Today, UniCredit Bank AG (also referred to as HypoVereinsbank) presents its figures for the first nine months of 2011. The complete Interim Report at 30 September 2011 will be published on the Investors Relations homepage at
Performance in the period from 1 January to 30 September 2011
Results of HVB Group
HVB Group continued to perform well in a clearly deteriorating capital market environment during the sovereign debt crisis, even if it could not maintain the earnings growth seen in the first half of 2011. All in all, HVB Group generated a very good profit before tax of €1,993 million after nine months, exceeding the total for the equivalent period last year by €307 million, or 18.2%. The consolidated profit after tax was up by 7.6% year-on-year to €1,226 million. In the third quarter, HVB Group attained a pre-tax profit of €73 million in spite of significant upheavals and uncertainty on the markets.
These higher profits can be attributed primarily to a rise in net operating profit, which increased by 28.5% to €2,211 million in the first nine months. With operating income remaining stable overall, the Bank benefited from lower net write-downs of loans and provisions for guarantees and commitments which, at €78 million at the end of September 2011, were significantly below the €664 million recorded one year ago.
Within operating income, which at €4,982 million matched the year-ago total of €4,997 million, net interest was up by €94 million or 3.1%. Net fees and commissions also performed very well, rising by €49 million or 5.1%. Despite the turmoil on the capital markets, net trading, hedging and fair value income delivered a substantial contribution of €639 million, even if this figure failed to match the good year-ago total of €749 million.
Net other income/expenses fell by €91 million to €83 million, notably on account of the expense for the German bank levy that has been included for the first time in 2011. Operating costs were up by 3.1% to €2,693 million on account of the expenses for the Austrian bank levy. In spite of this, HVB Group achieved a cost-income ratio of 54.1% (2010: 52.3%), which is still an excellent level by both national and international standards.

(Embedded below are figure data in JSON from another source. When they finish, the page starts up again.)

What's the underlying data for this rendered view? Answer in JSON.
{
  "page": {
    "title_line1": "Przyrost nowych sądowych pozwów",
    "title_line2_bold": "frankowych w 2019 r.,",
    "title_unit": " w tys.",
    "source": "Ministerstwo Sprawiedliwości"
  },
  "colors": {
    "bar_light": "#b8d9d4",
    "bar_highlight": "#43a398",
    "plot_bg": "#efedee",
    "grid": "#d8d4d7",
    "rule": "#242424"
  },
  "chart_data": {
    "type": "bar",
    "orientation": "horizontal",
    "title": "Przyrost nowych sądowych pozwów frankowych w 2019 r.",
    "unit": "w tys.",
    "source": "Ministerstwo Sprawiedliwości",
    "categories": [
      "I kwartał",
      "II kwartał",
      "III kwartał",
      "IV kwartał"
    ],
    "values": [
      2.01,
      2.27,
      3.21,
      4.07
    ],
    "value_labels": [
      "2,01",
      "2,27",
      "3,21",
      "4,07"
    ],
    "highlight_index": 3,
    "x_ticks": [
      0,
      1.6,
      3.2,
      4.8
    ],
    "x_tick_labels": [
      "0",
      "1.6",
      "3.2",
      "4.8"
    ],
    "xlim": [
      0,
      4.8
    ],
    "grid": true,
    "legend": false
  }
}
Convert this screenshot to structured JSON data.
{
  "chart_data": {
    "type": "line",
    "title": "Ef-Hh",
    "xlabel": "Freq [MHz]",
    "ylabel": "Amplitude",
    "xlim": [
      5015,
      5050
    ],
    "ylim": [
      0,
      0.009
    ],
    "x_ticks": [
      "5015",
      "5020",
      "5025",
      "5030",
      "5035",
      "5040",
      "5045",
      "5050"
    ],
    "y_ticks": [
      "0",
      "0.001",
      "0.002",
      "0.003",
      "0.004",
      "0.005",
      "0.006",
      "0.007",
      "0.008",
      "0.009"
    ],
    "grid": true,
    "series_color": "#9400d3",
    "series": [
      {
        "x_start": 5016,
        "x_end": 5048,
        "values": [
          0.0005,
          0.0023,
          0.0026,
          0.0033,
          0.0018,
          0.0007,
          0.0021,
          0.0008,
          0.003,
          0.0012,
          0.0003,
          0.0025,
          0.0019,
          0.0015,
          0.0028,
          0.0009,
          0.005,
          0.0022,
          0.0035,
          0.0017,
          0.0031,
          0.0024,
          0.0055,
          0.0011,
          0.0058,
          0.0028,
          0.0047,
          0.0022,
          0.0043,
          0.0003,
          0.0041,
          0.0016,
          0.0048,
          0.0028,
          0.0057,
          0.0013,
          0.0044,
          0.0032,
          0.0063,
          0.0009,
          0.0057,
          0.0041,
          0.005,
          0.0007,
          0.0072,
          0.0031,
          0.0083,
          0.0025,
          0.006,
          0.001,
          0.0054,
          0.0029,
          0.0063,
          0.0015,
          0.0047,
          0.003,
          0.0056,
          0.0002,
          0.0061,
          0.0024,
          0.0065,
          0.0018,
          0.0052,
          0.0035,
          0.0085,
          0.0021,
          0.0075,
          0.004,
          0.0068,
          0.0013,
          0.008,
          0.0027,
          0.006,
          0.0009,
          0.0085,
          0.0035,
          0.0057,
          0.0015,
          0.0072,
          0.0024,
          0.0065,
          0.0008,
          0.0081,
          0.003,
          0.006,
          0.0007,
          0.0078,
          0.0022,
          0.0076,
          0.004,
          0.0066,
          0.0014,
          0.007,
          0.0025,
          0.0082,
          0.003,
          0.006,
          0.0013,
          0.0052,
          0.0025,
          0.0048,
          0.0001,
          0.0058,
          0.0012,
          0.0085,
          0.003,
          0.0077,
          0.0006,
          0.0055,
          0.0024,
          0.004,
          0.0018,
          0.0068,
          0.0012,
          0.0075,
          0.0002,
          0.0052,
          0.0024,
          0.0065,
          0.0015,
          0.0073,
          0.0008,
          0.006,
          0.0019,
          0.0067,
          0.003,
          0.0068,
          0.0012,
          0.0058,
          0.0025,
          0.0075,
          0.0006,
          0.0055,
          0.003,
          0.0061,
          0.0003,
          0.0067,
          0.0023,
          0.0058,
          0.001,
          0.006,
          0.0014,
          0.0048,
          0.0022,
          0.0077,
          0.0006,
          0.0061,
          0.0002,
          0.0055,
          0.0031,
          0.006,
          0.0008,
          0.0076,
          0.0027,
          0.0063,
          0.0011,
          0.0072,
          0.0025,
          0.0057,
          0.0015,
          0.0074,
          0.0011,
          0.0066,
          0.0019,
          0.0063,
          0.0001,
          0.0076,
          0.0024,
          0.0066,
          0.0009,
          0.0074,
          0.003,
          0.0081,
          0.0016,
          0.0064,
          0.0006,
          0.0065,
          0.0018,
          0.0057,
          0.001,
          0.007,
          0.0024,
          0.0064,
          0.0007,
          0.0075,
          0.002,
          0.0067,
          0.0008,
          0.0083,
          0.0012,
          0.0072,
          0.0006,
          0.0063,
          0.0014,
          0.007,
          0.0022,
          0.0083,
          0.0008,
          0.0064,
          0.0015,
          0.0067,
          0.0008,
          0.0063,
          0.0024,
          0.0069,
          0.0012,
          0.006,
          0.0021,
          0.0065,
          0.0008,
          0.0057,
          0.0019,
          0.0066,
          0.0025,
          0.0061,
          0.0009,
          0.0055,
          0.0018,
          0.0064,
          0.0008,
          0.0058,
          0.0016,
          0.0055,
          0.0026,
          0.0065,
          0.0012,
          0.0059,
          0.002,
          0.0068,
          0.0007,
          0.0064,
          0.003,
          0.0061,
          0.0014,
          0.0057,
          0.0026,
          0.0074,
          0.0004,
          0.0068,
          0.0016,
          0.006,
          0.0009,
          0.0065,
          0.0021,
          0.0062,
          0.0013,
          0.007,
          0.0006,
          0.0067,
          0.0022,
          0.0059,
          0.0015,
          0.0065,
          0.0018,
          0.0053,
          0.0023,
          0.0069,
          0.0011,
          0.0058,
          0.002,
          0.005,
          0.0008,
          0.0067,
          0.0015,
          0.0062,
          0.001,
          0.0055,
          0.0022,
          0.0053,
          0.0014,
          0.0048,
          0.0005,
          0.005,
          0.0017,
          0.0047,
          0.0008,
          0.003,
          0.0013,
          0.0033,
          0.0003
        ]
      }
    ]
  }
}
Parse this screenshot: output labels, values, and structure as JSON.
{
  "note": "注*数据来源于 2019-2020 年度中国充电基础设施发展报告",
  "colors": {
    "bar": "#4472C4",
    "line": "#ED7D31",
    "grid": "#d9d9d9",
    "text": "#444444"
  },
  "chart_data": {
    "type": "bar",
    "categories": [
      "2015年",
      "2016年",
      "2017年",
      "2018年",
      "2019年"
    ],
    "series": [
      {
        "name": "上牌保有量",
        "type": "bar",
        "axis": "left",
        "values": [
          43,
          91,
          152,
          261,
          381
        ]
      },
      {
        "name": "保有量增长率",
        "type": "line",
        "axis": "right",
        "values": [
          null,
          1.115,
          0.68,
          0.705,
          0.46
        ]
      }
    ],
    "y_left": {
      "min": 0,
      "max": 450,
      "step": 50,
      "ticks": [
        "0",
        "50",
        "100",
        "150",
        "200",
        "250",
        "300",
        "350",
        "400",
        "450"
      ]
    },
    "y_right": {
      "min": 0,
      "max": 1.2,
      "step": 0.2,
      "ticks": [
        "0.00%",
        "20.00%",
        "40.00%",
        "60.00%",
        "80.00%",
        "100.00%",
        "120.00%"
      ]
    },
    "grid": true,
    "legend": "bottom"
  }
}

Dr Theodor Weimer, Board Spokesman of HypoVereinsbank:
"In the first nine months of 2011, HypoVereinsbank achieved a very remarkable profit before tax of almost €2 billion, thus exceeding last year's result again by around €300 million. Once more all divisions contributed to this performance. Even in the third quarter, which was marked by considerable uncertainty and heavy turmoil on the financial markets due to the European sovereign debt crisis, we succeeded in attaining a positive pre-tax profit of €73 million. This reaffirms the robust state of our customer-oriented business model."
Performance of the divisions
The Corporate & Investment Banking division (CIB) improved its profit before tax in the first nine months by €377 million to €1,706 million, or 28%, thanks particularly to the rise in operating income (up 5%) coupled with a slight decline in operating costs. Interest as well as fee and commission operations, dividends and trading-related income contributed to this development. As a result of the improved lending environment, there was a 83% decline in net write-downs of loans and provisions for guarantees and commitments enabling an increase of 28% to be achieved in the profit before tax – in spite of higher charges from provisions.
The Family & SME division (F&SME) and Private Banking are also well on track. F&SME generated a very good profit before tax of €145 million in the first nine months of 2011. The year-ago figure (2010: €60 million) was surpassed by €85 million. This increase was driven by the pleasing growth of 6% in operating income, which is mainly due to the pleasing development in net interest income and the significantly lower net write-downs of loans and provisions for guarantees and commitments (down 64%).
The Private Banking division increased its profit before tax by 12% to €77 million after the first nine months. In addition to a decline in operating costs, this was due to a slight rise in operating income.
Capital and liquidity
HVB Group also continues to have an excellent capital base. The core Tier 1 ratio in accordance with Basel II amounted to 16.9% at 30 September 2011 after 15.9% at year-end 2010, which is still an excellent level by both national and international standards. The shareholders' equity shown in the balance sheet totalled €23.6 billion at 30 September 2011. With total assets up by 7.7% compared with year-end 2010 to €400.4 billion, the leverage ratio amounted to 17.0x at 30 September 2011 after 15.7x at the end of December 2010.
HVB Group enjoyed an adequate liquidity base and a solid financing structure at all times during the first three quarters of 2011. The funding risk remained low on account of the diversification in our products, markets and investor groups, meaning that adequate funding of our lending operations was ensured at all times. Pfandbriefs of HVB Group continued to represent an important source of funding thanks to their very good credit rating and liquidity.
Dr Theodor Weimer:
"After the turbulent third quarter, we expect an exceptionally challenging market environment also in the coming months. We nevertheless assume for the whole of 2011 that our profit before tax will match last year's level."